The presence of a putative transmembrane signaling peptide in ORF195 and the DNA-binding signal in ORF117 may suggest a regulatory role for both these proteins; moreover, their presence in the S. velum mtDNA might constitute an evidence of the ancestral presence of such supranumerary ORFs in all bivalves. However, it has to be noted that this remains an in silico analysis and that some features of ORF195 could be randomly due to the high A-T content (f.i., the signal peptide): therefore, detailed analyses of mRNA gene expression are required to shed light on these issues.
Phylogenetic analysis and the usefulness of mitochondrial markers
The position of Solemya is unexpected, being nested within Gastropoda in our tree.
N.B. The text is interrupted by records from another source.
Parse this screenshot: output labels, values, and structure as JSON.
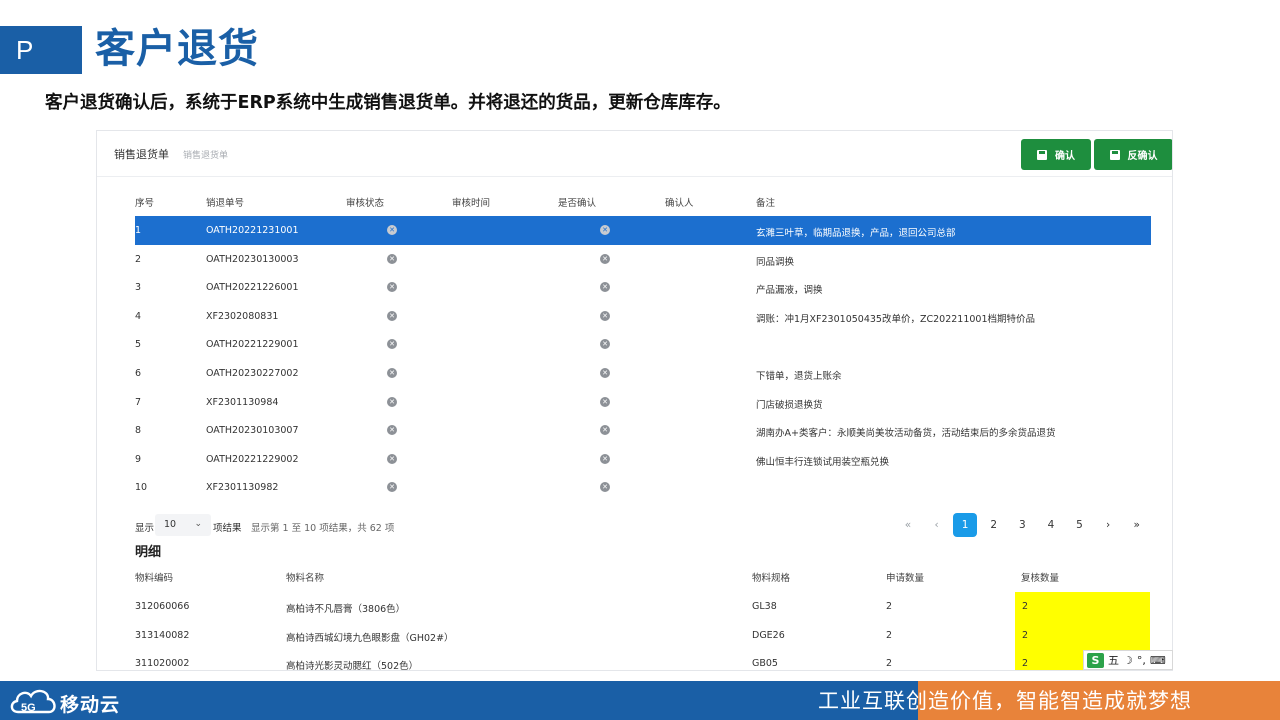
{
  "slide": {
    "badge": "P",
    "title": "客户退货",
    "subtitle": "客户退货确认后，系统于ERP系统中生成销售退货单。并将退还的货品，更新仓库库存。"
  },
  "app": {
    "breadcrumb_main": "销售退货单",
    "breadcrumb_sub": "销售退货单",
    "confirm_label": "确认",
    "unconfirm_label": "反确认",
    "accent_color": "#1e8e3e",
    "selected_row_color": "#1c6fcf"
  },
  "table": {
    "headers": [
      "序号",
      "销退单号",
      "审核状态",
      "审核时间",
      "是否确认",
      "确认人",
      "备注"
    ],
    "rows": [
      {
        "no": "1",
        "order": "OATH20221231001",
        "remark": "玄濉三叶草，临期品退换，产品，退回公司总部",
        "audit_icon": "x-circle-icon",
        "confirm_icon": "x-circle-icon"
      },
      {
        "no": "2",
        "order": "OATH20230130003",
        "remark": "同品调换",
        "audit_icon": "x-circle-icon",
        "confirm_icon": "x-circle-icon"
      },
      {
        "no": "3",
        "order": "OATH20221226001",
        "remark": "产品漏液，调换",
        "audit_icon": "x-circle-icon",
        "confirm_icon": "x-circle-icon"
      },
      {
        "no": "4",
        "order": "XF2302080831",
        "remark": "调账：冲1月XF2301050435改单价，ZC202211001档期特价品",
        "audit_icon": "x-circle-icon",
        "confirm_icon": "x-circle-icon"
      },
      {
        "no": "5",
        "order": "OATH20221229001",
        "remark": "",
        "audit_icon": "x-circle-icon",
        "confirm_icon": "x-circle-icon"
      },
      {
        "no": "6",
        "order": "OATH20230227002",
        "remark": "下错单，退货上账余",
        "audit_icon": "x-circle-icon",
        "confirm_icon": "x-circle-icon"
      },
      {
        "no": "7",
        "order": "XF2301130984",
        "remark": "门店破损退换货",
        "audit_icon": "x-circle-icon",
        "confirm_icon": "x-circle-icon"
      },
      {
        "no": "8",
        "order": "OATH20230103007",
        "remark": "湖南办A+类客户：永顺美尚美妆活动备货，活动结束后的多余货品退货",
        "audit_icon": "x-circle-icon",
        "confirm_icon": "x-circle-icon"
      },
      {
        "no": "9",
        "order": "OATH20221229002",
        "remark": "佛山恒丰行连锁试用装空瓶兑换",
        "audit_icon": "x-circle-icon",
        "confirm_icon": "x-circle-icon"
      },
      {
        "no": "10",
        "order": "XF2301130982",
        "remark": "",
        "audit_icon": "x-circle-icon",
        "confirm_icon": "x-circle-icon"
      }
    ],
    "selected_row": "1"
  },
  "pagination": {
    "show_label": "显示",
    "page_size": "10",
    "items_label": "项结果",
    "info": "显示第 1 至 10 项结果，共 62 项",
    "first": "«",
    "prev": "‹",
    "pages": [
      "1",
      "2",
      "3",
      "4",
      "5"
    ],
    "current": "1",
    "next": "›",
    "last": "»"
  },
  "detail": {
    "title": "明细",
    "headers": [
      "物料编码",
      "物料名称",
      "物料规格",
      "申请数量",
      "复核数量"
    ],
    "rows": [
      {
        "code": "312060066",
        "name": "高柏诗不凡唇膏（3806色）",
        "spec": "GL38",
        "apply_qty": "2",
        "review_qty": "2"
      },
      {
        "code": "313140082",
        "name": "高柏诗西城幻境九色眼影盘（GH02#）",
        "spec": "DGE26",
        "apply_qty": "2",
        "review_qty": "2"
      },
      {
        "code": "311020002",
        "name": "高柏诗光影灵动腮红（502色）",
        "spec": "GB05",
        "apply_qty": "2",
        "review_qty": "2"
      }
    ],
    "highlight_color": "#ffff00"
  },
  "ime": {
    "logo": "S",
    "mode": "五",
    "moon": "☽",
    "punct": "°,",
    "keyboard": "⌨"
  },
  "footer": {
    "logo_text": "移动云",
    "logo_digit": "5G",
    "slogan": "工业互联创造价值，智能智造成就梦想",
    "brand_blue": "#1a5fa6",
    "brand_orange": "#e8833a"
  }
}
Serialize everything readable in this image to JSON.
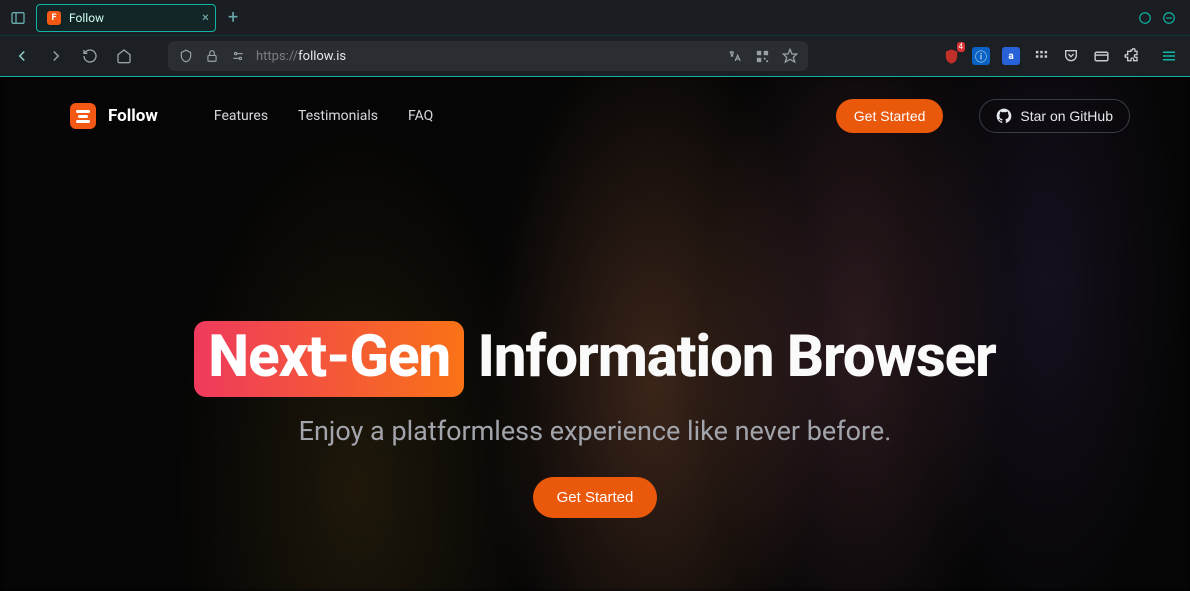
{
  "browser": {
    "tab_title": "Follow",
    "url_prefix": "https://",
    "url_host": "follow.is",
    "url_path": "",
    "extension_badge": "4"
  },
  "site": {
    "brand": "Follow",
    "nav": {
      "features": "Features",
      "testimonials": "Testimonials",
      "faq": "FAQ"
    },
    "header_cta": "Get Started",
    "github_cta": "Star on GitHub"
  },
  "hero": {
    "highlight": "Next-Gen",
    "rest": "Information Browser",
    "subtitle": "Enjoy a platformless experience like never before.",
    "cta": "Get Started"
  },
  "colors": {
    "accent": "#ea580c",
    "teal": "#0fb5a5"
  }
}
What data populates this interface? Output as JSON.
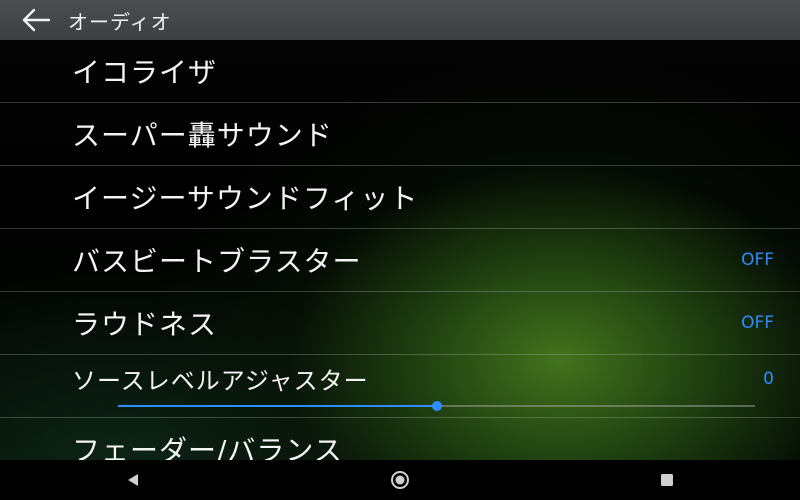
{
  "appbar": {
    "title": "オーディオ",
    "back_icon": "arrow-left-icon"
  },
  "items": [
    {
      "label": "イコライザ",
      "value": ""
    },
    {
      "label": "スーパー轟サウンド",
      "value": ""
    },
    {
      "label": "イージーサウンドフィット",
      "value": ""
    },
    {
      "label": "バスビートブラスター",
      "value": "OFF"
    },
    {
      "label": "ラウドネス",
      "value": "OFF"
    }
  ],
  "slider_item": {
    "label": "ソースレベルアジャスター",
    "value": "0",
    "level_fraction": 0.5
  },
  "partial_item": {
    "label": "フェーダー/バランス"
  },
  "navbar": {
    "back_icon": "triangle-back-icon",
    "home_icon": "circle-home-icon",
    "recents_icon": "square-recents-icon"
  },
  "colors": {
    "accent": "#2f8cff",
    "appbar": "#444848",
    "text": "#f4f4f4"
  }
}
However, node support is evidently very low (44.5), so our analysis does not point to a diphyly of Bivalvia, but rather to a polytomy at the base of the tree, including Solemya, Katharina and Haliotis. We may suggest that the lineage leading to Opponobranchia arose so early in the molluscan radiation that little or no phylogenetic signal of this event may be retrievable in Solemya mtDNA. The structural similarities of Solemya mtDNA to Haliotis and Katharina, and the huge differences to other bivalvian mitochondrial genomes, may have affected the clustering, hence the incorrect weak relationship to Gastropoda, which has rather to be considered an artifact.
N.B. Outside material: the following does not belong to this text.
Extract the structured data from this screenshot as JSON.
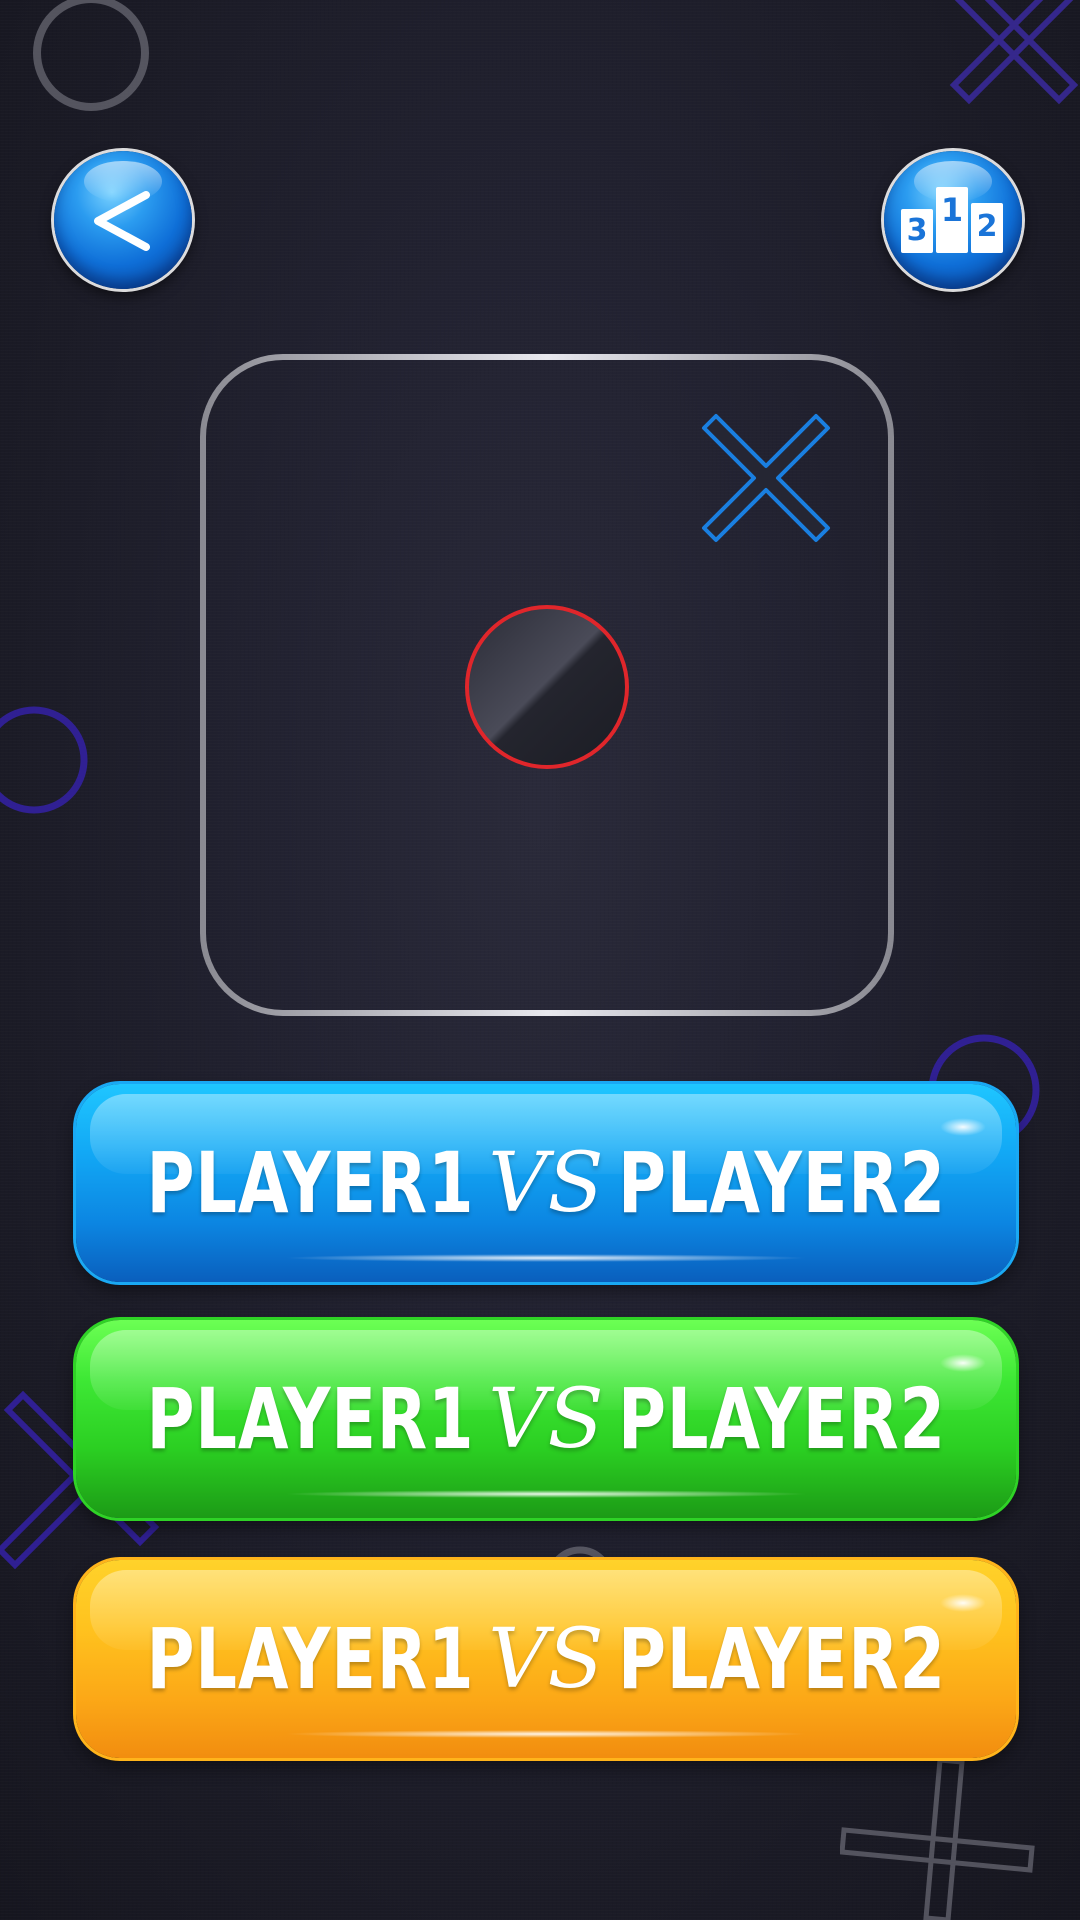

The diphyly of Bivalvia is not a new find however (see, f.i., [114–116]), even if most recent phylogenomic studies could strongly retrieve bivalves as monophyletic [29–31]. On this aspect,  misinterpreted our previous results [49, 51], as this is the first time we obtain bivalves as diphyletic with mitochondrial DNA; this is simply because in previous works, focusing on internal relationships of the Class, we invariably forced bivalves to be monophyletic [49, 51]. It is remarkable that consistency with bivalves’ lower-level taxonomy was always maintained by our previous mtDNA analyses, a consistency which is actually lacking in . On the other hand, mtDNA fails to retrieve strong phylogenetic signal for the most basal molluscan phylogenetic events, thus retrieving controversial results. Other molecular markers are needed on the issue.
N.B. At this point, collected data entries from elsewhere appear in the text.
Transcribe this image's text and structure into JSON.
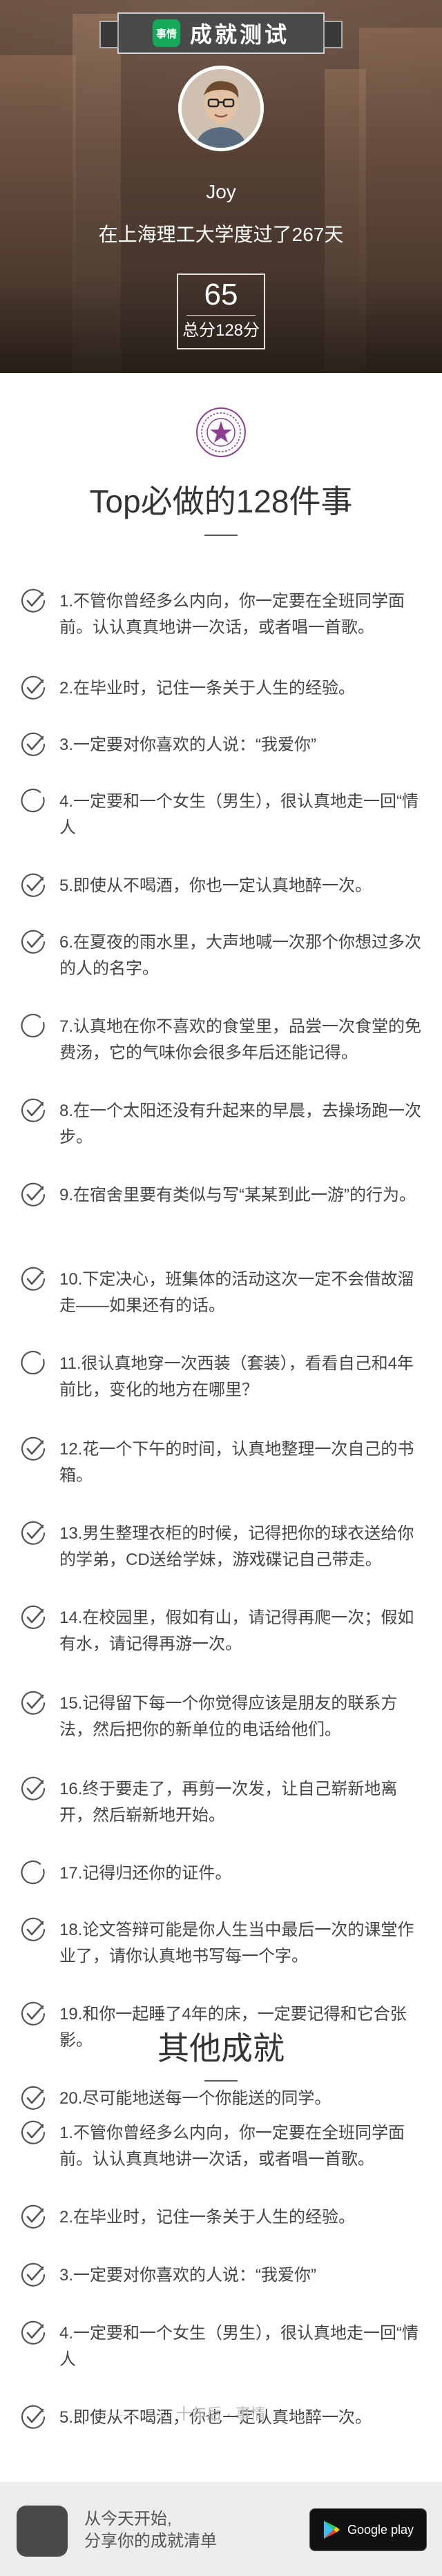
{
  "header": {
    "logo_text": "事情",
    "title": "成就测试",
    "user_name": "Joy",
    "school_line": "在上海理工大学度过了267天",
    "score": "65",
    "total_label": "总分128分"
  },
  "sections": [
    {
      "title": "Top必做的128件事",
      "items": [
        {
          "text": "1.不管你曾经多么内向，你一定要在全班同学面前。认认真真地讲一次话，或者唱一首歌。",
          "checked": true
        },
        {
          "text": "2.在毕业时，记住一条关于人生的经验。",
          "checked": true
        },
        {
          "text": "3.一定要对你喜欢的人说：“我爱你”",
          "checked": true
        },
        {
          "text": "4.一定要和一个女生（男生），很认真地走一回“情人",
          "checked": false
        },
        {
          "text": "5.即使从不喝酒，你也一定认真地醉一次。",
          "checked": true
        },
        {
          "text": "6.在夏夜的雨水里，大声地喊一次那个你想过多次的人的名字。",
          "checked": true
        },
        {
          "text": "7.认真地在你不喜欢的食堂里，品尝一次食堂的免费汤，它的气味你会很多年后还能记得。",
          "checked": false
        },
        {
          "text": "8.在一个太阳还没有升起来的早晨，去操场跑一次步。",
          "checked": true
        },
        {
          "text": "9.在宿舍里要有类似与写“某某到此一游”的行为。",
          "checked": true
        },
        {
          "text": "10.下定决心，班集体的活动这次一定不会借故溜走——如果还有的话。",
          "checked": true
        },
        {
          "text": "11.很认真地穿一次西装（套装），看看自己和4年前比，变化的地方在哪里？",
          "checked": false
        },
        {
          "text": "12.花一个下午的时间，认真地整理一次自己的书箱。",
          "checked": true
        },
        {
          "text": "13.男生整理衣柜的时候，记得把你的球衣送给你的学弟，CD送给学妹，游戏碟记自己带走。",
          "checked": true
        },
        {
          "text": "14.在校园里，假如有山，请记得再爬一次；假如有水，请记得再游一次。",
          "checked": true
        },
        {
          "text": "15.记得留下每一个你觉得应该是朋友的联系方法，然后把你的新单位的电话给他们。",
          "checked": true
        },
        {
          "text": "16.终于要走了，再剪一次发，让自己崭新地离开，然后崭新地开始。",
          "checked": true
        },
        {
          "text": "17.记得归还你的证件。",
          "checked": false
        },
        {
          "text": "18.论文答辩可能是你人生当中最后一次的课堂作业了，请你认真地书写每一个字。",
          "checked": true
        },
        {
          "text": "19.和你一起睡了4年的床，一定要记得和它合张影。",
          "checked": true
        },
        {
          "text": "20.尽可能地送每一个你能送的同学。",
          "checked": true
        }
      ]
    },
    {
      "title": "其他成就",
      "items": [
        {
          "text": "1.不管你曾经多么内向，你一定要在全班同学面前。认认真真地讲一次话，或者唱一首歌。",
          "checked": true
        },
        {
          "text": "2.在毕业时，记住一条关于人生的经验。",
          "checked": true
        },
        {
          "text": "3.一定要对你喜欢的人说：“我爱你”",
          "checked": true
        },
        {
          "text": "4.一定要和一个女生（男生），很认真地走一回“情人",
          "checked": true
        },
        {
          "text": "5.即使从不喝酒，你也一定认真地醉一次。",
          "checked": true
        }
      ]
    }
  ],
  "footer": {
    "brand_line": "十年后 · 事情",
    "cta_line1": "从今天开始,",
    "cta_line2": "分享你的成就清单",
    "store_label": "Google play"
  },
  "colors": {
    "check": "#555555",
    "title_banner": "#4a4a4a",
    "logo_green": "#14a85a"
  }
}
Mitochondrial gene arrangement may better help in tracing basal phylogenetic relationships [23–26]. Remarkably, Solemya gene order connects to the Katarina one by a single gene inversion event (Figure 7), once again pointing out that Solemya belongs to a group of mollusks maintaining archaic mtDNA features. The same inversion can be traced in N. nucleus: the presence of the inversion can be extrapolated by the sequenced regions and therefore can be considered very likely. This may be taken as evidence for a sister group relationship between Nuculida and Solemyida, thus supporting again the monophyly of Opponobranchia. Given the questioned status of Nuculanoidea (f.i., [30, 49, 51, 117, 118]; and reference therein), it would be very interesting to obtain the complete mitochondrial genome of a species belonging to this superfamily and to compare it with the one of S. velum. On the other hand, gene orders of autobranchiate bivalves known so far are so highly derived and hardly connectible (if not at all) to this archaic condition that the gene order of S. velum is useless in tracing phylogenetic relationships between Opponobranchia and other bivalves. Only the invention of a slow-evolving autobranch bivalve mtDNA (if it exists) would help to trace Bivalvia deep phylogenetic relationships based on mtDNA gene arrangements.